Et pourtant, cette nuit…

Marie-France téléphone à la vieille. Peu après on la réclame au chevet d'un enfant malade. Bidon ! Elle est assassinée avant d'atteindre la maison du môme. Et cependant, la vieille n'a prévenu personne puisqu'elle est sur écoutes et que le service ne m'a pas appelé. Faudrait peut-être que je roupille un peu pour être en forme ? M'man me répète inlassablement qu'à trop tirer sur la corde… Puiser dans ses réserves, c'est bien joli, mais elles s'épuisent, et toi avec.
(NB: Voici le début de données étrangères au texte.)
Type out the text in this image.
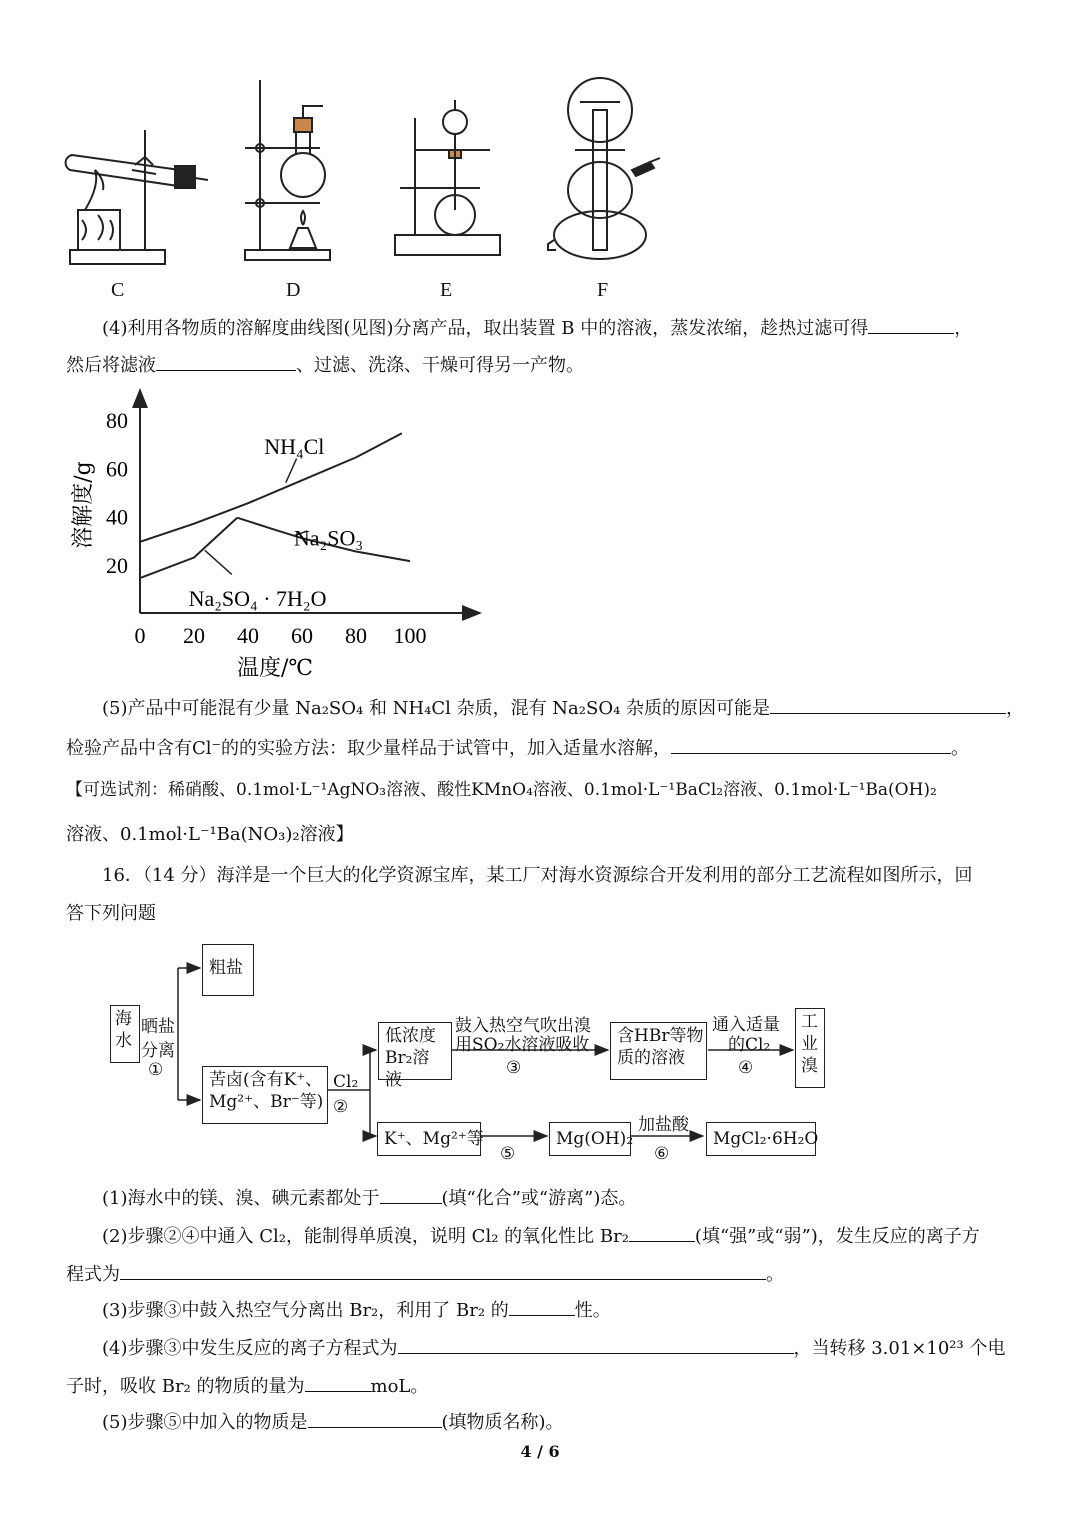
C	D	E	F
(4)利用各物质的溶解度曲线图(见图)分离产品，取出装置 B 中的溶液，蒸发浓缩，趁热过滤可得	，
然后将滤液	、过滤、洗涤、干燥可得另一产物。
0 20 40 60 80 100
20
40
60
80
温度/℃
溶解度/g
NH₄Cl
Na₂SO₃
Na₂SO₄ · 7H₂O
(5)产品中可能混有少量 Na₂SO₄ 和 NH₄Cl 杂质，混有 Na₂SO₄ 杂质的原因可能是	，
检验产品中含有Cl⁻的的实验方法：取少量样品于试管中，加入适量水溶解，	。
【可选试剂：稀硝酸、0.1mol·L⁻¹AgNO₃溶液、酸性KMnO₄溶液、0.1mol·L⁻¹BaCl₂溶液、0.1mol·L⁻¹Ba(OH)₂
溶液、0.1mol·L⁻¹Ba(NO₃)₂溶液】
16．（14 分）海洋是一个巨大的化学资源宝库，某工厂对海水资源综合开发利用的部分工艺流程如图所示，回
答下列问题
海
水
晒盐
分离
①
粗盐
苦卤(含有K⁺、
Mg²⁺、Br⁻等)
Cl₂
②
低浓度
Br₂溶液
鼓入热空气吹出溴
用SO₂水溶液吸收
③
含HBr等物
质的溶液
通入适量
的Cl₂
④
工
业
溴
K⁺、Mg²⁺等
⑤
Mg(OH)₂
加盐酸
⑥
MgCl₂·6H₂O
(1)海水中的镁、溴、碘元素都处于	(填“化合”或“游离”)态。
(2)步骤②④中通入 Cl₂，能制得单质溴，说明 Cl₂ 的氧化性比 Br₂	(填“强”或“弱”)，发生反应的离子方
程式为	。
(3)步骤③中鼓入热空气分离出 Br₂，利用了 Br₂ 的	性。
(4)步骤③中发生反应的离子方程式为	，当转移 3.01×10²³ 个电
子时，吸收 Br₂ 的物质的量为	moL。
(5)步骤⑤中加入的物质是	(填物质名称)。
4 / 6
Je songe à Toinet, chez les Béru. J'ai pas envie de rentrer à Saint-Cloud. Maria va me sauter sur le pafoski et se goinfrer de chibre. J'ai de la peine à cause de la pauvre doctoresse honteusement butée. Notre aventure n'aura duré qu'une poignée d'instants, mais ils étaient de première.

Alors, tu sais quoi ?

Franchement, ça ne m'était encore jamais arrivé, un coup pareil : je retourne au manoir de Con-la-Ville demander asile à Miss de Saint-Braque.

Chose curieuse, voire étrange, pour ne pas dire bizarre, lorsque je stoppe ma Maserati devant le perron, une fenêtre qui restait éclairée s'ouvre, et Francine apparaît au premier.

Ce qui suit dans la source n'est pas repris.